On-the-Fly Full Hessian Kernel Calculations Based upon Seismic-Wave Simulations

Full waveform inversion or adjoint tomography has routinely been performed to image the internal structure of the Earth at high resolution. This is typically done using the Fréchet kernels and the approximate Hessian or the approximate inverse Hessian because of the high-computational cost of computing and storing the full Hessian. Alternatively, the full Hessian kernels can be used to improve inversion resolutions and convergence rates, as well as possibly to mitigate interparameter trade-offs. The storage requirements of the full Hessian kernel calculations can be reduced by compression methods, but often at a price of accuracy depending on the compression factor.

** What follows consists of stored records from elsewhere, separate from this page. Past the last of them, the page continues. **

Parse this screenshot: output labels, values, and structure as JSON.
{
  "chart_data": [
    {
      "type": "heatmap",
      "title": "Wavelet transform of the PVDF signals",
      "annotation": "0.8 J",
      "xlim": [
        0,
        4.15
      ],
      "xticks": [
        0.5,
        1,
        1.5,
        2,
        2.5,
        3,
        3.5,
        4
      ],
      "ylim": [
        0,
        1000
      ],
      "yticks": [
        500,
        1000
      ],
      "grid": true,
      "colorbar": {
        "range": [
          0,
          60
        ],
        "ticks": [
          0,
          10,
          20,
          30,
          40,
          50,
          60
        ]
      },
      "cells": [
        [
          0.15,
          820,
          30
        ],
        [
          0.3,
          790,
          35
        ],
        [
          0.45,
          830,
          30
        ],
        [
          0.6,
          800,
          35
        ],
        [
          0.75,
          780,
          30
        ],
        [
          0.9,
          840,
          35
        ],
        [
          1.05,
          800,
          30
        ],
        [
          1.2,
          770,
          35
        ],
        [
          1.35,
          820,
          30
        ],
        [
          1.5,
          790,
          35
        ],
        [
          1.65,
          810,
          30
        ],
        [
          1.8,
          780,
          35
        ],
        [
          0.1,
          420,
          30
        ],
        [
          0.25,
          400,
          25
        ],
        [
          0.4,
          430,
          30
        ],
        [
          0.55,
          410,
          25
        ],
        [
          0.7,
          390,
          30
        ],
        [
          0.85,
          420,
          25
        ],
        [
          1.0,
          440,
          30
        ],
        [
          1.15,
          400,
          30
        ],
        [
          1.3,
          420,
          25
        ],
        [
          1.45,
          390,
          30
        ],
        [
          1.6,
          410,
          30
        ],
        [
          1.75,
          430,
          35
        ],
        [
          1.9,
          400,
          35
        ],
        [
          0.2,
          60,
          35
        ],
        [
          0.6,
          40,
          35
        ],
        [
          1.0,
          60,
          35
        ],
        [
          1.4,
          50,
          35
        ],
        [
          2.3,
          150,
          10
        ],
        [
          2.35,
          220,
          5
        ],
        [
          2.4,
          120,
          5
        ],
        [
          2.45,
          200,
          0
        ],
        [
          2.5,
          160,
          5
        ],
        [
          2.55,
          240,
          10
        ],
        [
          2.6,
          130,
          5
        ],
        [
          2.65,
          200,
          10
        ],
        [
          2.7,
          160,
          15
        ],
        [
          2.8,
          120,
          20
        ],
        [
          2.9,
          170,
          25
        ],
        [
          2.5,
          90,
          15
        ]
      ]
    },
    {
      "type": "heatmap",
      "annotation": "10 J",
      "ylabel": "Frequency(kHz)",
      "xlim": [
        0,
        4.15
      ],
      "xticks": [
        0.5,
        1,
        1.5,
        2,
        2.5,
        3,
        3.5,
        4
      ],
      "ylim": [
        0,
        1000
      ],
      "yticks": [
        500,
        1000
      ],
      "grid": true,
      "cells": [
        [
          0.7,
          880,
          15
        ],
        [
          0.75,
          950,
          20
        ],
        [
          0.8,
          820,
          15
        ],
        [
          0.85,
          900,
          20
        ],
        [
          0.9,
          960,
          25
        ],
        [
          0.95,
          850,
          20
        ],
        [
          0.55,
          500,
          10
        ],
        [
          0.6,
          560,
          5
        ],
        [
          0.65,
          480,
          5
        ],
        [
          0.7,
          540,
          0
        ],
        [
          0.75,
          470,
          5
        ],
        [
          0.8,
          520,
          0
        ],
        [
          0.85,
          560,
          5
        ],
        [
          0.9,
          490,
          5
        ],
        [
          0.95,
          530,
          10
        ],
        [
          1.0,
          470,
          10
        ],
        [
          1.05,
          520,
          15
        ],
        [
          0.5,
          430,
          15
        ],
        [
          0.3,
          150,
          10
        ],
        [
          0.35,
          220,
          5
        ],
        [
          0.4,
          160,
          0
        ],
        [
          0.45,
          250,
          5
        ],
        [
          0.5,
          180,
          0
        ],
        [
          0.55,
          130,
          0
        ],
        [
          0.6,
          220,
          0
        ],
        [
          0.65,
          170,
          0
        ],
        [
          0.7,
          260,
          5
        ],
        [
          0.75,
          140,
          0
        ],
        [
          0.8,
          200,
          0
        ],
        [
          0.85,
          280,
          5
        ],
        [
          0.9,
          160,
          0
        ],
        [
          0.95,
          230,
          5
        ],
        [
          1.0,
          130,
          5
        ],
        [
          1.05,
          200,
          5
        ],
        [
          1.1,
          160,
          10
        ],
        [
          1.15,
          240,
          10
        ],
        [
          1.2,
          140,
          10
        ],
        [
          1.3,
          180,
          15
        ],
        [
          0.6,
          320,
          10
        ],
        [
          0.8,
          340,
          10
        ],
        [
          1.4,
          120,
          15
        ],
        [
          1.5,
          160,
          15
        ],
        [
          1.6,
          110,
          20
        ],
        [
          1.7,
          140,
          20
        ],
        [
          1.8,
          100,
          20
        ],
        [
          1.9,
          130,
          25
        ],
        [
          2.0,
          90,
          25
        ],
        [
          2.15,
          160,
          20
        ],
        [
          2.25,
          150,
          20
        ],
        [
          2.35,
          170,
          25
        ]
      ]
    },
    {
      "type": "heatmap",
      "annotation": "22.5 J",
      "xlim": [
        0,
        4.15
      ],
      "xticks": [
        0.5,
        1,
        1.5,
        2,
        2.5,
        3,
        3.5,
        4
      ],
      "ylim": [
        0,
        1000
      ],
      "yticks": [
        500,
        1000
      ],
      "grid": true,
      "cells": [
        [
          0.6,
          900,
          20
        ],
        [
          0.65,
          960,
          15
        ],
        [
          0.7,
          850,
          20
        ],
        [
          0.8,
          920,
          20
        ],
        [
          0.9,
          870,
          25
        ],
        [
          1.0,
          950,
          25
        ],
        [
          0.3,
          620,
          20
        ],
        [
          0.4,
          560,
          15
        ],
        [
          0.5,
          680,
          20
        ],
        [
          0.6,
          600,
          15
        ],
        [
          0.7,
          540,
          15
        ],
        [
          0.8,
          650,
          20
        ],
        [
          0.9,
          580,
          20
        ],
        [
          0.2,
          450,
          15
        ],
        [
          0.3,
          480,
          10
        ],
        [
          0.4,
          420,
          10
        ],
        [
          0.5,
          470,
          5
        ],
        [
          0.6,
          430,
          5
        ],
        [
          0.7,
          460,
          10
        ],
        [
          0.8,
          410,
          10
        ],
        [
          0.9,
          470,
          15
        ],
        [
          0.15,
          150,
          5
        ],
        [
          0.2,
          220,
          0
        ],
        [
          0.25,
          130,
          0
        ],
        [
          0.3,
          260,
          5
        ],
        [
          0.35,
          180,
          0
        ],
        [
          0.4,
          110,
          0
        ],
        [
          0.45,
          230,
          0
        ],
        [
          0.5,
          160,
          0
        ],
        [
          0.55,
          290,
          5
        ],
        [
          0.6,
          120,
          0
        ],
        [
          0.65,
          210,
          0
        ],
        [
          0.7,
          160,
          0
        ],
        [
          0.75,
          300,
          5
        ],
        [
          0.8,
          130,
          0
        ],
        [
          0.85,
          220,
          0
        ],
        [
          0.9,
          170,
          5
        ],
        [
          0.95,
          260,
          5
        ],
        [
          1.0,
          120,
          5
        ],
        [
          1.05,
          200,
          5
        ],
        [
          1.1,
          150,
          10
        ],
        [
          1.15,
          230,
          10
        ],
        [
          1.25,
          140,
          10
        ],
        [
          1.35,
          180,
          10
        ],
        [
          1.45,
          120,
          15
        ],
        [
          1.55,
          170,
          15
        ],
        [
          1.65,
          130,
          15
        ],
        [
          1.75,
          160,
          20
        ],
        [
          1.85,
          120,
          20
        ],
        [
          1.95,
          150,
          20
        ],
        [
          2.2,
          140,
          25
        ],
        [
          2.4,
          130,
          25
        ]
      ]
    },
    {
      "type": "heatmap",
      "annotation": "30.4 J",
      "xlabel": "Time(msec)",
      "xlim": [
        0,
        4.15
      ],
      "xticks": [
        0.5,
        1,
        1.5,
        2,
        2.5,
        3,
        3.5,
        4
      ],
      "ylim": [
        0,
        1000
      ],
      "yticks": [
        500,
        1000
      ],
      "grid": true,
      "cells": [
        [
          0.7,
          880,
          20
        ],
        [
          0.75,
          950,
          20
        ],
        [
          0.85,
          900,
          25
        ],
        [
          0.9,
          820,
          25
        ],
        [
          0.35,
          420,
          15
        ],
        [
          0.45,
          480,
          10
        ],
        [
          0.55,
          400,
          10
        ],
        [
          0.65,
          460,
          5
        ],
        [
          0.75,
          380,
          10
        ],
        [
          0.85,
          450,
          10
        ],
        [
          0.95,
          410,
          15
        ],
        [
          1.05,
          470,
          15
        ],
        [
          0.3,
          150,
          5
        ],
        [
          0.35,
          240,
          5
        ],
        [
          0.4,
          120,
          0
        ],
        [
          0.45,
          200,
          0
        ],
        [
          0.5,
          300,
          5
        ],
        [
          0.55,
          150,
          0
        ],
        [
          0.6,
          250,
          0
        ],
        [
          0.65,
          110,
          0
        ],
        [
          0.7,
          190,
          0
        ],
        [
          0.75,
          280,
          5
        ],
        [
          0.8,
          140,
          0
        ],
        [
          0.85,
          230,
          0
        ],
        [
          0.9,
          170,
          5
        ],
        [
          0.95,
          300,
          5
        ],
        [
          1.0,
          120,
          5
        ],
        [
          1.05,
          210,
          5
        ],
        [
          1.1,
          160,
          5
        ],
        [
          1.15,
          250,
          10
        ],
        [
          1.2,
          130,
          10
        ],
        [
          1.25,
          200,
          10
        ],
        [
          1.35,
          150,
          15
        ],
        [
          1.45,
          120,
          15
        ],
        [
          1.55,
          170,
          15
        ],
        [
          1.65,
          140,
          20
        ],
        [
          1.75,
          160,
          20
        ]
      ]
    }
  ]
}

Here, we present open-source codes to compute both Fréchet and full Hessian kernels on the fly in the computer random access memory (RAM) through simultaneously solving four wave equations, which we call Quad Spectral-Element Method (QuadSEM). By recomputing two forward fields at the same time that two adjoint fields are calculated during the adjoint simulation, QuadSEM constructs the full Hessian kernels using the exact forward and adjoint fields. In addition, we also implement an alternative approach based on the classical wavefield storage method (WSM), which stores forward wavefields every kth (k≥1) timestep during the forward simulation and reads required fields back into memory during the adjoint simulation for kernel construction. Both Fréchet and full Hessian kernels can be computed simultaneously through the QuadSEM or the WSM code, only doubling the computational cost compared with the computation of Fréchet kernels alone. Compared with WSM, QuadSEM can reduce the disk space and input/output cost by three orders of magnitude in the presented examples that use 15,000 timesteps. Numerical examples are presented to demonstrate the functionality of the methods, and the computer codes are provided with this contribution.